12. Sang Duke Dingin
Dentuman keras di langit mengejutkan Hazel, menyadarkannya dari lamunan. Ia menatap ke atas, melihat kembang api berwarna merah, kuning terang, hijau, dan ungu yang menghiasi langit hitam dengan meriah. Pesta kembang api itu sangat semarak, menunjukkan bahwa tuan rumah benar-benar ingin memanjakan para tamunya dengan atraksi yang memukau. Di tengah keriuhan itu, Rainhard tetap tenang, bahkan semakin intens mengecupi leher Hazel.
"Kau terlihat sangat cantik malam ini," puji Rainhard. "Kita akan membuat malam ini tak terlupakan. Kau pasti akan mengingatku."
"Saya tidak bisa," tegas Hazel menolak.
Hazel khawatir tentang kemungkinan orang-orang datang dan menemukan mereka. Skandal yang bisa timbul dari situasi ini akan mencemarkan nama baik keluarganya. Rainhard memandang Hazel dengan tatapan penuh gairah, matanya yang biru safir berkilau dengan hasrat yang tak tertahan.
"Kenapa? Apa kau belum lelah menipu diri sendiri? Akui saja, Lady, kau menginginkanku sama seperti aku menginginkanmu."
Hazel mendorong dada Rainhard dan menjauh. "Saya tidak bisa merusak reputasi keluarga saya. Anda tahu, banyak bangsawan yang tidak menyukai ayah saya. Mereka menunggu kesempatan untuk melihatnya jatuh, dan saya tidak ingin itu terjadi. Mohon, mengertilah."
"Jadi, kau rela mengorbankan kebahagiaanmu demi ayahmu yang tidak peduli padamu?"
Hazel mengalihkan pandangannya. Kata-kata Rainhard menusuk hatinya. Ia menyadari betapa egois ayahnya sebenarnya.
Rainhard mendekati Hazel dengan lembut, berusaha mengubah pikirannya. "Sejak kita bertemu, aku merasa seperti gila karena terus memikirkanmu."

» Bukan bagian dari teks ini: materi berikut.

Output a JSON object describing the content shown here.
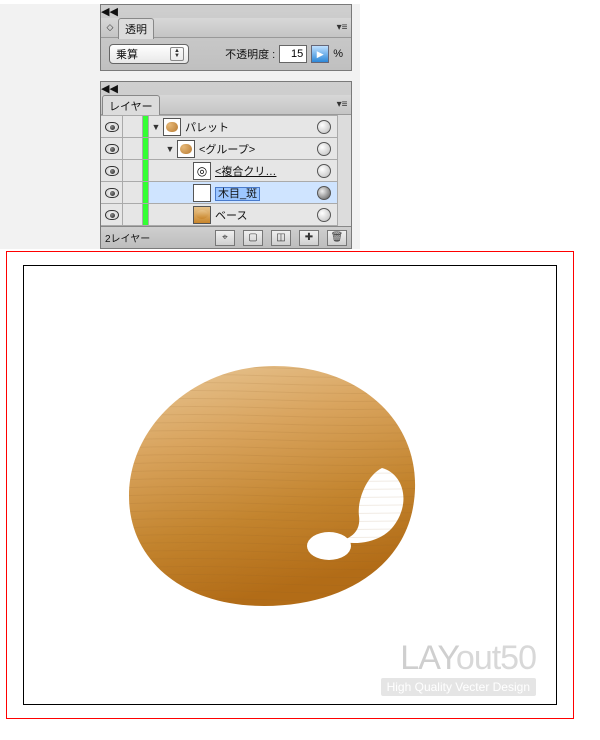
{
  "transparency_panel": {
    "title": "透明",
    "blend_mode": "乗算",
    "opacity_label": "不透明度 :",
    "opacity_value": "15",
    "opacity_unit": "%"
  },
  "layers_panel": {
    "title": "レイヤー",
    "rows": [
      {
        "name": "パレット",
        "indent": 0,
        "twisty": "down",
        "thumb": "palette-ic",
        "target": "norm",
        "selected": false,
        "underline": false
      },
      {
        "name": "<グループ>",
        "indent": 1,
        "twisty": "down",
        "thumb": "palette-ic",
        "target": "norm",
        "selected": false,
        "underline": false
      },
      {
        "name": "<複合クリ…",
        "indent": 2,
        "twisty": "",
        "thumb": "clip",
        "target": "norm",
        "selected": false,
        "underline": true
      },
      {
        "name": "木目_斑",
        "indent": 2,
        "twisty": "",
        "thumb": "white",
        "target": "solid",
        "selected": true,
        "underline": false
      },
      {
        "name": "ベース",
        "indent": 2,
        "twisty": "",
        "thumb": "wood",
        "target": "norm",
        "selected": false,
        "underline": false
      }
    ],
    "footer_count": "2レイヤー"
  },
  "watermark": {
    "line1a": "LAY",
    "line1b": "out50",
    "line2": "High Quality Vecter Design"
  },
  "icons": {
    "make_clip": "⬚",
    "new_sublayer": "⧉",
    "new_layer": "＋",
    "trash": "🗑"
  }
}
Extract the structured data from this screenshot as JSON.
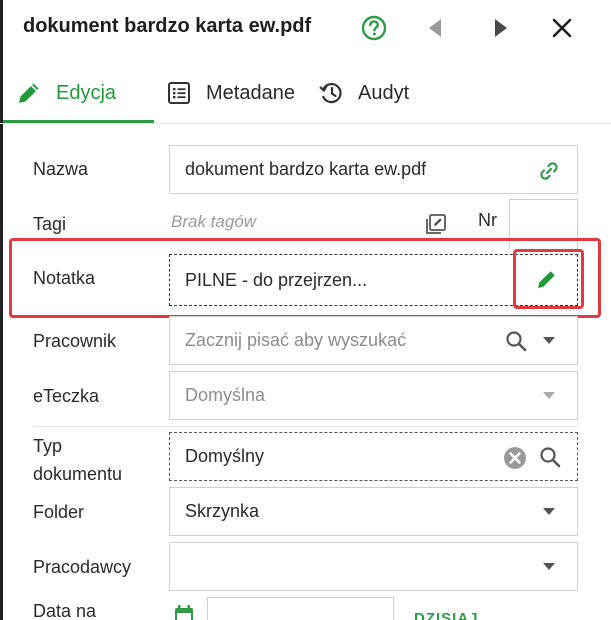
{
  "header": {
    "title": "dokument bardzo karta ew.pdf"
  },
  "tabs": [
    {
      "label": "Edycja",
      "icon": "pencil-icon",
      "active": true
    },
    {
      "label": "Metadane",
      "icon": "list-icon",
      "active": false
    },
    {
      "label": "Audyt",
      "icon": "history-icon",
      "active": false
    }
  ],
  "form": {
    "name": {
      "label": "Nazwa",
      "value": "dokument bardzo karta ew.pdf"
    },
    "tags": {
      "label": "Tagi",
      "empty_text": "Brak tagów",
      "nr_label": "Nr"
    },
    "note": {
      "label": "Notatka",
      "value": "PILNE - do przejrzen..."
    },
    "employee": {
      "label": "Pracownik",
      "placeholder": "Zacznij pisać aby wyszukać"
    },
    "efolder": {
      "label": "eTeczka",
      "value": "Domyślna"
    },
    "doc_type": {
      "label_line1": "Typ",
      "label_line2": "dokumentu",
      "value": "Domyślny"
    },
    "folder": {
      "label": "Folder",
      "value": "Skrzynka"
    },
    "employers": {
      "label": "Pracodawcy",
      "value": ""
    },
    "date": {
      "label": "Data na",
      "today_label": "DZISIAJ"
    }
  },
  "colors": {
    "accent": "#2e9c47",
    "highlight": "#e03a3e",
    "text": "#212121",
    "placeholder": "#8c8c8c"
  }
}
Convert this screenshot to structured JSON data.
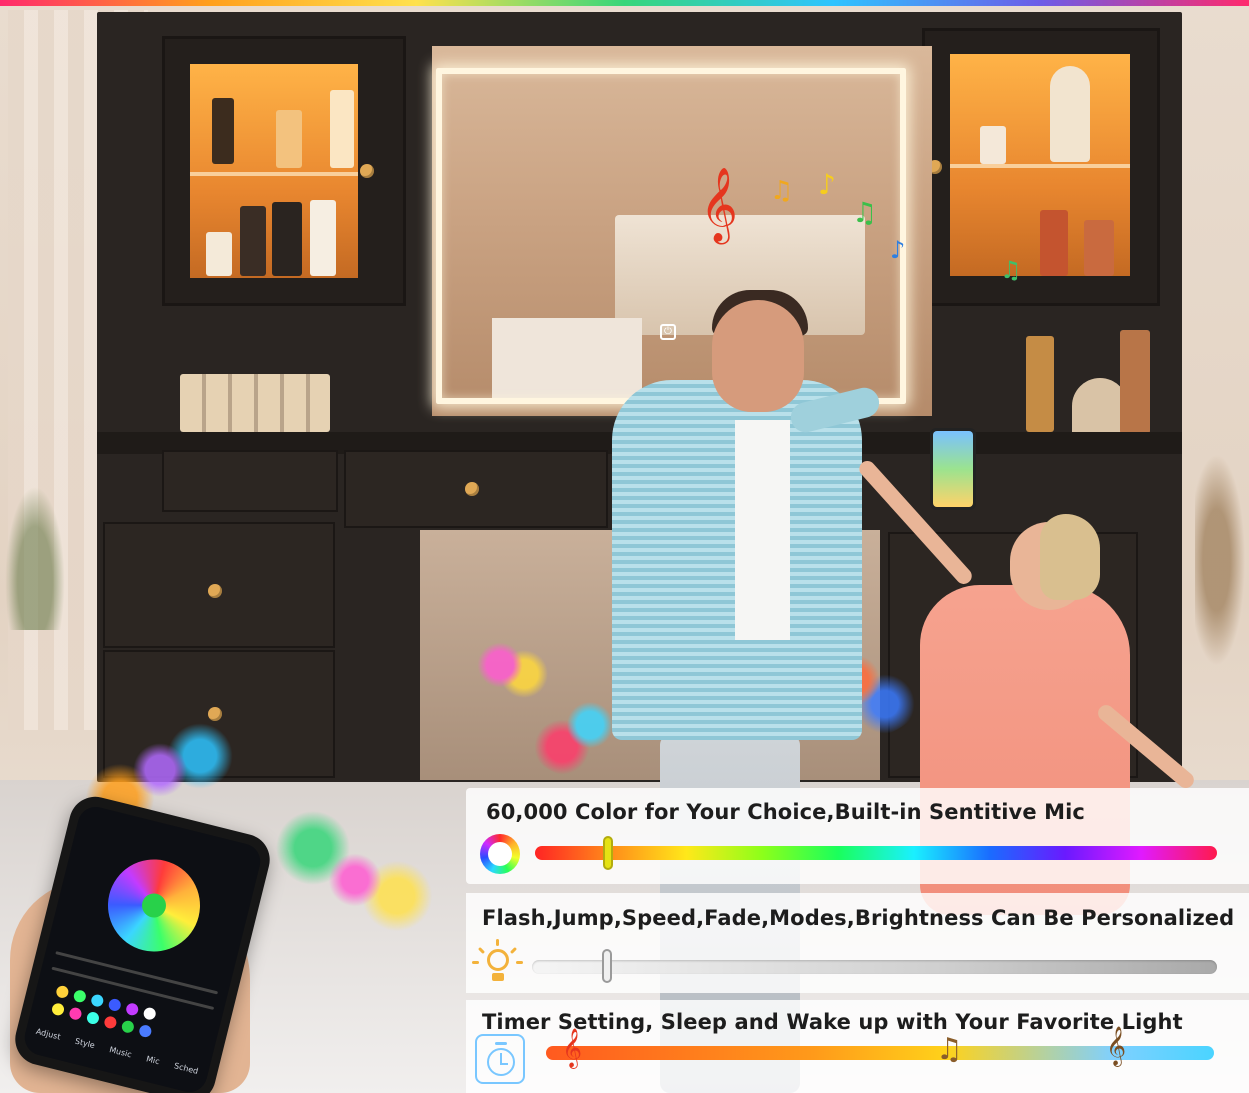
{
  "image": {
    "scene": "vanity-with-led-mirror",
    "accent_colors": [
      "#ff2a6d",
      "#ff9f1c",
      "#ffe14d",
      "#37d67a",
      "#2ec4ff",
      "#6c5ce7"
    ]
  },
  "features": [
    {
      "title": "60,000 Color for Your Choice,Built-in Sentitive Mic",
      "icon": "color-ring-icon",
      "slider_position": 0.11
    },
    {
      "title": "Flash,Jump,Speed,Fade,Modes,Brightness Can Be Personalized",
      "icon": "lightbulb-icon",
      "slider_position": 0.11
    },
    {
      "title": "Timer Setting, Sleep and Wake up with Your Favorite Light",
      "icon": "timer-icon"
    }
  ],
  "phone_app": {
    "tabs": [
      "Adjust",
      "Style",
      "Music",
      "Mic",
      "Sched"
    ]
  }
}
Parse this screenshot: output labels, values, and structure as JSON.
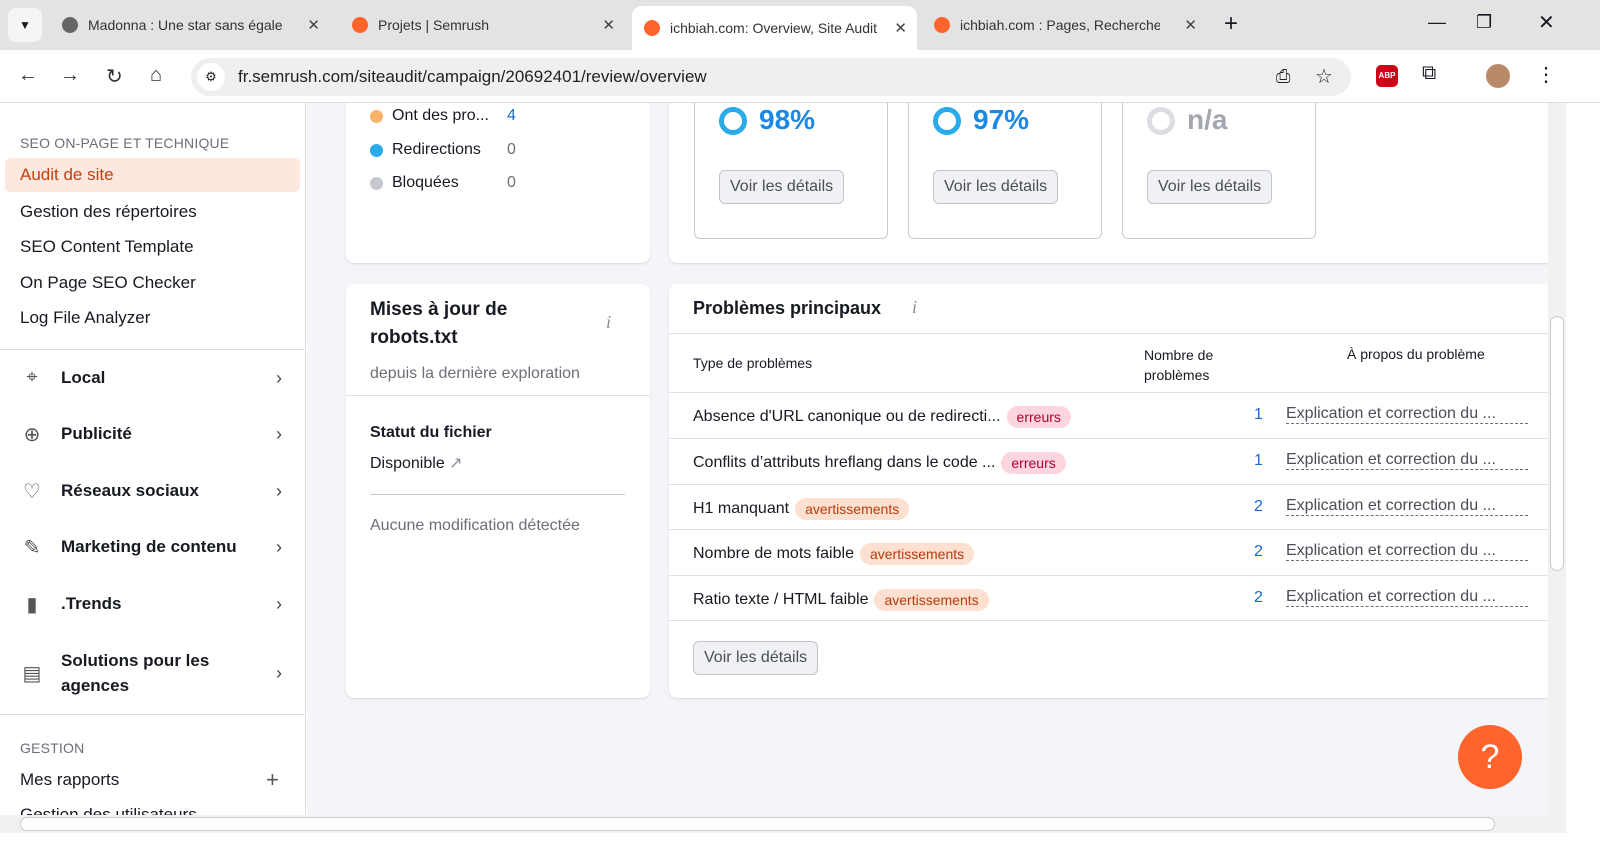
{
  "browser": {
    "tabs": [
      {
        "title": "Madonna : Une star sans égale"
      },
      {
        "title": "Projets | Semrush"
      },
      {
        "title": "ichbiah.com: Overview, Site Audit"
      },
      {
        "title": "ichbiah.com : Pages, Recherche"
      }
    ],
    "new_tab": "+",
    "url": "fr.semrush.com/siteaudit/campaign/20692401/review/overview",
    "abp": "ABP"
  },
  "sidebar": {
    "section1": "SEO ON-PAGE ET TECHNIQUE",
    "items": [
      "Audit de site",
      "Gestion des répertoires",
      "SEO Content Template",
      "On Page SEO Checker",
      "Log File Analyzer"
    ],
    "groups": [
      "Local",
      "Publicité",
      "Réseaux sociaux",
      "Marketing de contenu",
      ".Trends",
      "Solutions pour les agences"
    ],
    "section2": "GESTION",
    "items2": [
      "Mes rapports",
      "Gestion des utilisateurs"
    ],
    "add": "+"
  },
  "pages_card": {
    "legend": [
      {
        "label": "Ont des pro...",
        "value": "4",
        "color": "#f8b36a"
      },
      {
        "label": "Redirections",
        "value": "0",
        "color": "#2aaae9"
      },
      {
        "label": "Bloquées",
        "value": "0",
        "color": "#c6c8d0"
      }
    ]
  },
  "scores": [
    {
      "value": "98%",
      "active": true
    },
    {
      "value": "97%",
      "active": true
    },
    {
      "value": "n/a",
      "active": false
    }
  ],
  "details_label": "Voir les détails",
  "robots": {
    "title": "Mises à jour de robots.txt",
    "subtitle": "depuis la dernière exploration",
    "status_label": "Statut du fichier",
    "status_value": "Disponible",
    "changes": "Aucune modification détectée"
  },
  "issues": {
    "title": "Problèmes principaux",
    "headers": {
      "type": "Type de problèmes",
      "count": "Nombre de problèmes",
      "about": "À propos du problème"
    },
    "rows": [
      {
        "name": "Absence d'URL canonique ou de redirecti...",
        "badge": "erreurs",
        "count": "1",
        "link": "Explication et correction du ..."
      },
      {
        "name": "Conflits d’attributs hreflang dans le code ...",
        "badge": "erreurs",
        "count": "1",
        "link": "Explication et correction du ..."
      },
      {
        "name": "H1 manquant",
        "badge": "avertissements",
        "count": "2",
        "link": "Explication et correction du ..."
      },
      {
        "name": "Nombre de mots faible",
        "badge": "avertissements",
        "count": "2",
        "link": "Explication et correction du ..."
      },
      {
        "name": "Ratio texte / HTML faible",
        "badge": "avertissements",
        "count": "2",
        "link": "Explication et correction du ..."
      }
    ],
    "button": "Voir les détails"
  },
  "help": "?",
  "colors": {
    "accent": "#ff642d",
    "link": "#1b6ac9"
  }
}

Rainhard tidak hanya mahir dalam ciuman yang menggoda, tetapi juga dalam kata-kata yang mengguncang keyakinan Hazel. Ia merasa tertarik dengan apa yang mungkin terjadi selanjutnya. Namun, saat ia menundukkan kepala, Hazel melihat gaunnya yang sudah berantakan. Bagian bawah tubuhnya masih berdenyut hebat. Walau demikian, ia mendorong Rainhard dan mundur beberapa langkah, jantungnya berdetak kencang karena takut akan kemungkinan masalah yang akan timbul.
Hazel menolaknya dengan tegas. "Maaf, Tuan. Saya harus pergi," ucapnya sambil berusaha menyembunyikan kecemasan.
Dengan hati yang berat, Hazel berlari menuruni tangga dengan cepat. Namun, di beberapa anak tangga terakhir, kakinya tergelincir, dan nyaris terjatuh.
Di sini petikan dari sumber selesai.